Hi guys,
I rolled back to 3.1 because I was sick of my crafts (2 3dr quads) flipping in the middle of auto missions for what seem to be no reason. That was the only time I saw a problem with them.
Anyway, I was just hovering while doing a 90 degree yaw every 30 seconds or so. I seem to have a motor thats performing less than the others so I was trying to sort out which it is. After the fourth yaw, the craft just dropped to one side. Thankfully I was only about 5 ft off the ground so only a prop break.
I'm getting pretty frustrated with not being able to have ANY trust in this code! Honestly with my eyes it looked like a motor failure, but I've done a few full power run ups and everything seems to be performing just fine.
It looks like motor 1 and 2 had some weird interaction there. 2 quit so 1 tried to compensate? Or 1 started ramping up so 2 tried to compensate too, but then 2,3, and 4 all shut off at the same time?
Could anyone help me figure out what's going on here? I've done the compass_mot test everyone talks about nowadays and it was well below the suggested max.
Any help would be great. Even just some discussion on how to start building confidence in the system again after too many unexplained failures in a row would be great.
Happy flying!
Replies
You had some mechanical or ESC/prop failure.
line 15678 : ATT/Roll starts to get very different from NTUN/DRol
line 15708 roll is now 53.86degree - if throttle were working properly, it would shoot off at great speed.. so:
line 15714 logs a throttle reduction (CTUN/TrhOut)
when trottle is all the way down, you are at a uncommanded 75degree roll that flips later on.
If I only got $1 when people complain about confidence when the fault is outside ArduPilot/Copter :)

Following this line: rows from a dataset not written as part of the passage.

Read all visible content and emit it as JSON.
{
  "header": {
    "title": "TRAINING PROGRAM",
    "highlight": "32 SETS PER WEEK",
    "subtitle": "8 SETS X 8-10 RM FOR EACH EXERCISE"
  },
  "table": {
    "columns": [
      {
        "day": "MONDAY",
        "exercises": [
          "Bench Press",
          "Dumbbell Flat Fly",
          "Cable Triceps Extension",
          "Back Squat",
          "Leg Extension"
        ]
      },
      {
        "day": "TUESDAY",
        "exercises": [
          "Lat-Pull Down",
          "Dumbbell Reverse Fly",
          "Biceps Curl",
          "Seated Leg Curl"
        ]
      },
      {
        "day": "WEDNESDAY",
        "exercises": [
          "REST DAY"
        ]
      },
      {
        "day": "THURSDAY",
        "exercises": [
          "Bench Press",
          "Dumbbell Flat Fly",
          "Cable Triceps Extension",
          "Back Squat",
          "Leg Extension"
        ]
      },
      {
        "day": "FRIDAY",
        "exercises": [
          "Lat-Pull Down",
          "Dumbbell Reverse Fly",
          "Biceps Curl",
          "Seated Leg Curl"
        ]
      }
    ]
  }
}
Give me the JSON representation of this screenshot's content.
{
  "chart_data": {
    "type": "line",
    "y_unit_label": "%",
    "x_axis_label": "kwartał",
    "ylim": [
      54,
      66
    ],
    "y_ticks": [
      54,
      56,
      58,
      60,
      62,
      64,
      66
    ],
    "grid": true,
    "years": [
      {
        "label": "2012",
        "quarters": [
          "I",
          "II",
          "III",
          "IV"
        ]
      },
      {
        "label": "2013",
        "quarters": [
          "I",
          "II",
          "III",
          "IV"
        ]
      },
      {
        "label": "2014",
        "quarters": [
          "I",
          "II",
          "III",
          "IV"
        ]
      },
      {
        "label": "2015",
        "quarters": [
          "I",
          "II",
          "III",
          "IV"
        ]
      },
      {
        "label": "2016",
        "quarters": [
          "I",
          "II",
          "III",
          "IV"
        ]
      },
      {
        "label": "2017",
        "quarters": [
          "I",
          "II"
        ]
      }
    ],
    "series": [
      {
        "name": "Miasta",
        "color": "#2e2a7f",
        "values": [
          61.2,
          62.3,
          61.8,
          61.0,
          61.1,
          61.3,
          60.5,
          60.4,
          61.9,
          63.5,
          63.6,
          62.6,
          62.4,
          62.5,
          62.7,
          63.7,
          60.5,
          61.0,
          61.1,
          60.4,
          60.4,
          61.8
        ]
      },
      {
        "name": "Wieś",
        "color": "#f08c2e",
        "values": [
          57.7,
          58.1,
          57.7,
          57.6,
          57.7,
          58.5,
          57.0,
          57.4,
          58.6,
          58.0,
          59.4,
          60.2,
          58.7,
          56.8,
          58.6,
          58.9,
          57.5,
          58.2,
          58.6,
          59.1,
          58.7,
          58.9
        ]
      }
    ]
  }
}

-At least you had complete logs :)
loitercrash.png
Haha, hold on hold on, give me credit where credit is due! I said it looked mechanical first, I didn't jump straight to blaming the code! And I said rebuilding trust in the system, not just the ardupilot code!
Shoot... Ok maybe I was frustrated typing. My fault. Sorry!
Alright, so you did give me some great info there, which is the difference between ATT/Roll and NTUN/DRol. I've read through the list of parameters a few times but somehow have missed the desired roll rate out from the autopilot. Thanks for pointing that out!
I could definitely stand to learn more about motors though. As far as I can tell, my ESC connectors are all solid, my connection to the PDB is solid, and all motors at flight speeds. Is there some sort of failure mode for motors that have a good number of flight hours on them (50 or so I'd guess? I have all flights logged though so I could total it up for a more accurate estimate), or maybe motors that got too hot once? How often should I be replacing motors? Seems like it would vary by quality, but are there datasheets available with suggestions somewhere?
Thanks for the help and sorry again I jumped to blaming code. I swear I don't normally do that. I have been having a few crashes lately (on my other craft) that I couldn't find the cause of where it was in auto, doing fine, then just falls. It seemed like it wasn't mechanical because they can still fly just fine and everything is connected up. I'll go back and look again though with the new ATT vs NTUN roll info.
Thanks again!
I commented for fun, you were not "blaming" too much :)
Motors *should* hold "forever", except for bad ball bearings there are no wear inside.
That said: Some sloppy manufacturers cut/flatten windings whilse assembling the base of a outrunner, this can give defective windings, usually detected by lower efficiency / heat.
With correct propellers, motors should not be hot after flight.
A motor that have been too hot, may have internal short circuit between windings, resulting in wrong impedance, and bad efficiency.
ESC's can have bad (cold) solderings, I've seen myself ESC's where Source pin became loose. this is a nasty fault that may come and go as it can get fused together again (poorly) by the current.
I've also seen sloppy soldering between windings and main motor leads.